Question

a. A tiny fishing village has 3 residents. Ann has a utility of 10, Bruce has a utility of 6, and Charlie has a utility of 7. If the mayor uses a Rawlsian social welfare function, the social welfare of this tiny village would be

b. A mountain village owns a common pasture where villagers graze their goats. The cost to a goat owner of owning and caring for a goat is 4 EUR. The pasture gets overgrazed if too many goats share the pasture. The total revenue from all goats on the common pasture is f (g) = 48g - 2g², where g is the number of goats on the pasture. The town council notices that total profit from the pasture is not maximized if villagers are allowed to pasture goats for free. The council decides to allow a goat to use the common pasture only if its owner buys it a goat license. To maximize total profit (of villagers and council), how many EUR per goat should the council charge?

Answer 1

a.

As per the Rawlsian social welfare function, social welfare of the society is equal to the utility of the worst-off member of society.

Therefore,

Social welfare of the village = min ( U_Ann , U_Bruce, U_Charlie )

Social welfare of the village = min ( 10, 6, 7 )

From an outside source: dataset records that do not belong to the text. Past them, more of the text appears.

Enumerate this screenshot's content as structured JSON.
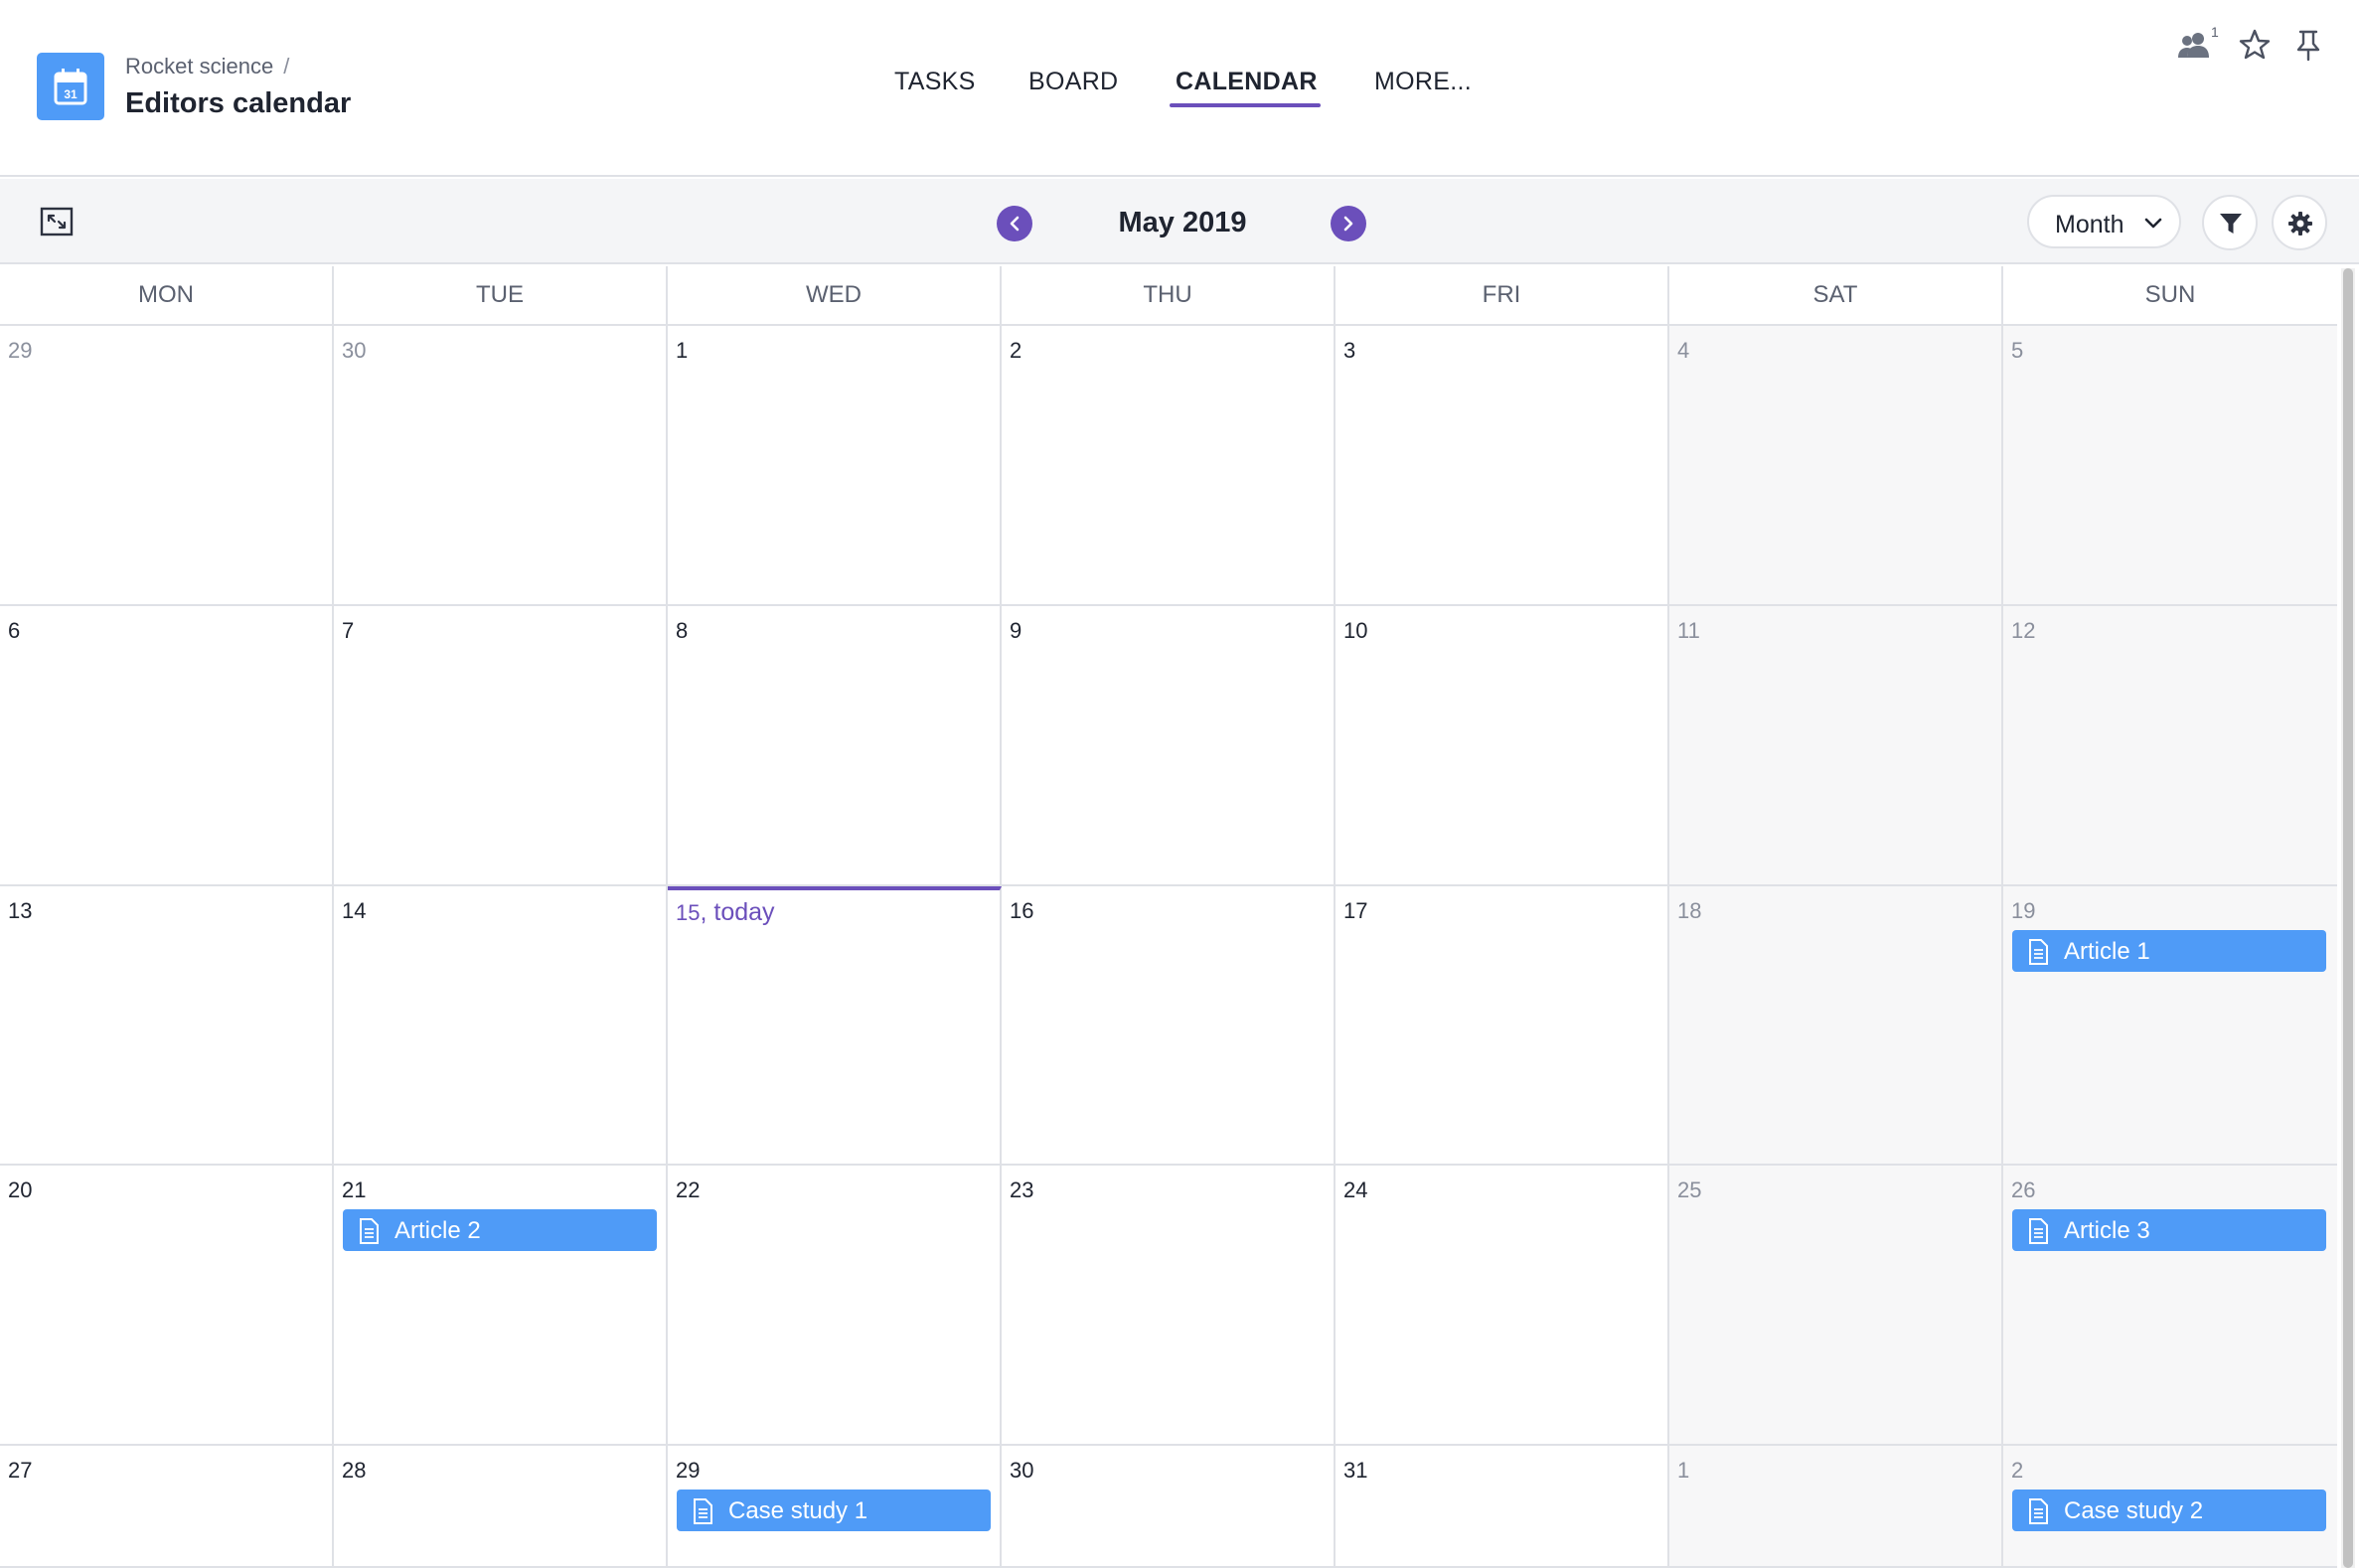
{
  "header": {
    "breadcrumb": "Rocket science",
    "breadcrumb_sep": "/",
    "title": "Editors calendar",
    "app_icon_day": "31",
    "members_count": "1"
  },
  "tabs": [
    {
      "label": "TASKS",
      "active": false
    },
    {
      "label": "BOARD",
      "active": false
    },
    {
      "label": "CALENDAR",
      "active": true
    },
    {
      "label": "MORE...",
      "active": false
    }
  ],
  "toolbar": {
    "month_label": "May 2019",
    "view": "Month"
  },
  "weekdays": [
    "MON",
    "TUE",
    "WED",
    "THU",
    "FRI",
    "SAT",
    "SUN"
  ],
  "weeks": [
    [
      "29",
      "30",
      "1",
      "2",
      "3",
      "4",
      "5"
    ],
    [
      "6",
      "7",
      "8",
      "9",
      "10",
      "11",
      "12"
    ],
    [
      "13",
      "14",
      "15",
      "16",
      "17",
      "18",
      "19"
    ],
    [
      "20",
      "21",
      "22",
      "23",
      "24",
      "25",
      "26"
    ],
    [
      "27",
      "28",
      "29",
      "30",
      "31",
      "1",
      "2"
    ]
  ],
  "today": {
    "day": "15",
    "suffix": ", today"
  },
  "events": [
    {
      "title": "Article 1",
      "week": 2,
      "weekday": 6
    },
    {
      "title": "Article 2",
      "week": 3,
      "weekday": 1
    },
    {
      "title": "Article 3",
      "week": 3,
      "weekday": 6
    },
    {
      "title": "Case study 1",
      "week": 4,
      "weekday": 2
    },
    {
      "title": "Case study 2",
      "week": 4,
      "weekday": 6
    }
  ],
  "colors": {
    "accent": "#6b4fbb",
    "event": "#4f9bf7",
    "app_icon": "#4f9bf7"
  }
}
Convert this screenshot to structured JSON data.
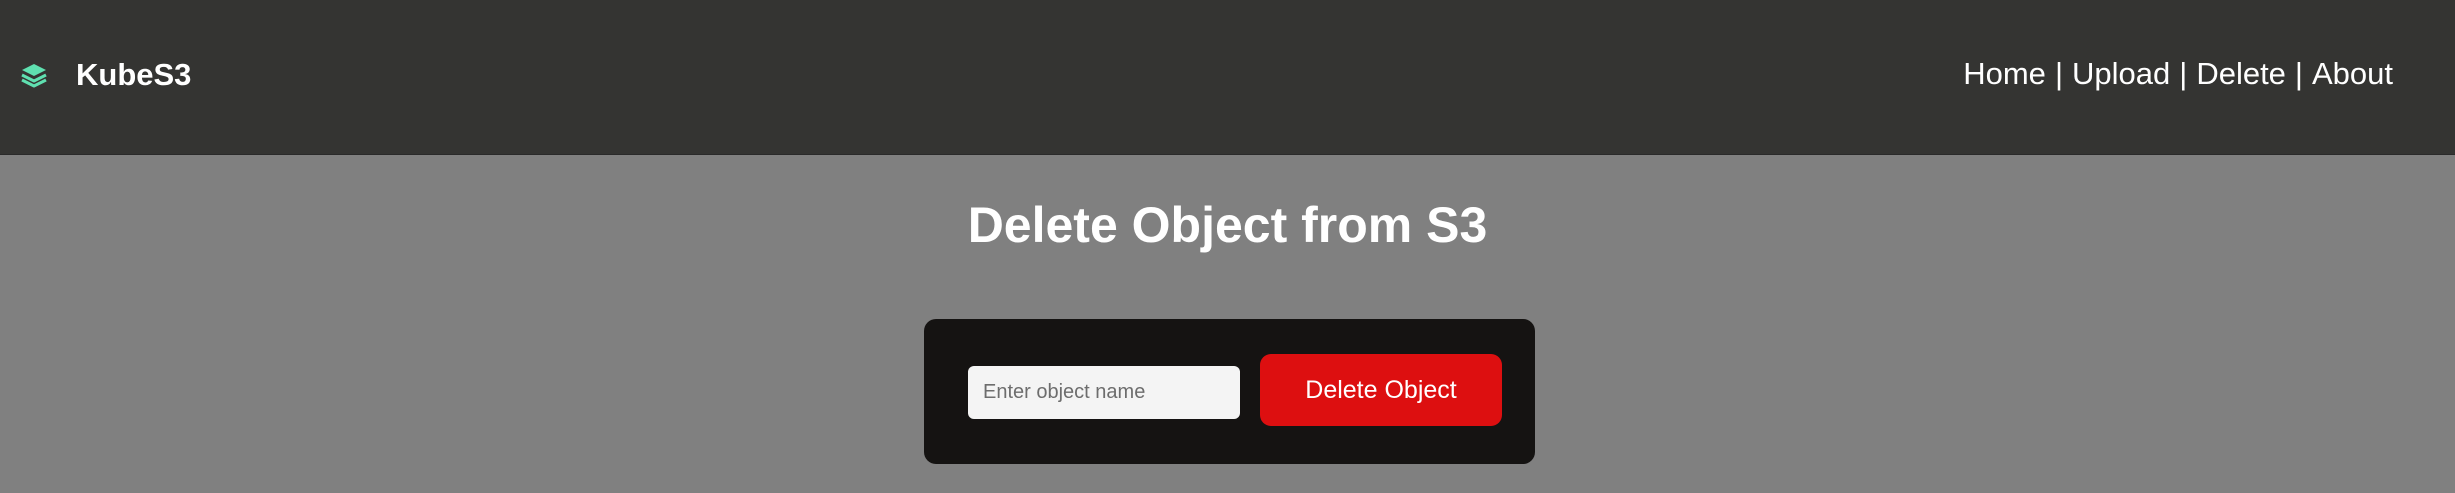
{
  "app": {
    "brand_name": "KubeS3",
    "brand_icon": "layers-icon",
    "accent_color": "#5fe0b0"
  },
  "nav": {
    "links": [
      {
        "label": "Home"
      },
      {
        "label": "Upload"
      },
      {
        "label": "Delete"
      },
      {
        "label": "About"
      }
    ],
    "separator": "|"
  },
  "main": {
    "title": "Delete Object from S3",
    "form": {
      "input_placeholder": "Enter object name",
      "input_value": "",
      "submit_label": "Delete Object",
      "submit_color": "#dd0f10"
    }
  }
}
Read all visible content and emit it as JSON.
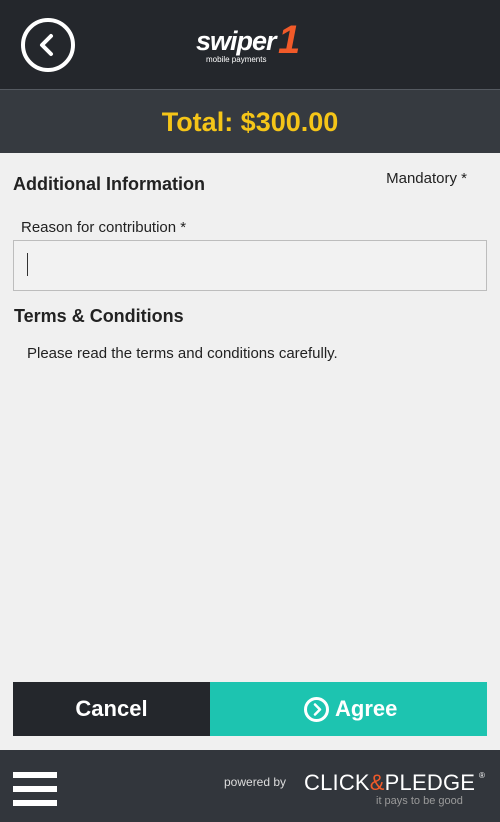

Social welfare of the village = 6

b.

Consider the scenario without any license fees initially

Cost of owning and caring for each goat = 4 EUR

Total cost of owning and caring for "g" goats = 4g EUR

Total revenue derived from "g" goats = 48g - 2g²

Total profit ( P ) generated from "g" goats = 48g - 2g² - 4g

For profit ( P ) to be maximum, d ( P ) / dg = 0

=> d ( 48g - 2g² - 4g ) / dg = 0

=> 48 - 4g - 4 = 0

=> g = 11 goats

Therefore, for profits to be maximum, villagers will end up rearing 11 goats.

The profit will now be 48g - 2g² - 4g ( g = 11 )

=> Profit = 48*11 - 2*11² - 4*11

=> Profit = 242 EUR

Since the profits are positive, the villagers will keep on grazing their goats leading to overgrazing. To avoid this, let us assume that the council levies a charge "x" as a license fee per goat. The villagers will continue to graze their goats as long as their profits become zero.

=> 242 - 11x = 0

=> x = 22 EUR

Therefore, the council will charge 22 EUR per goat for the goat license and drive the profits earned to zero to avoid overgrazing of the pasture.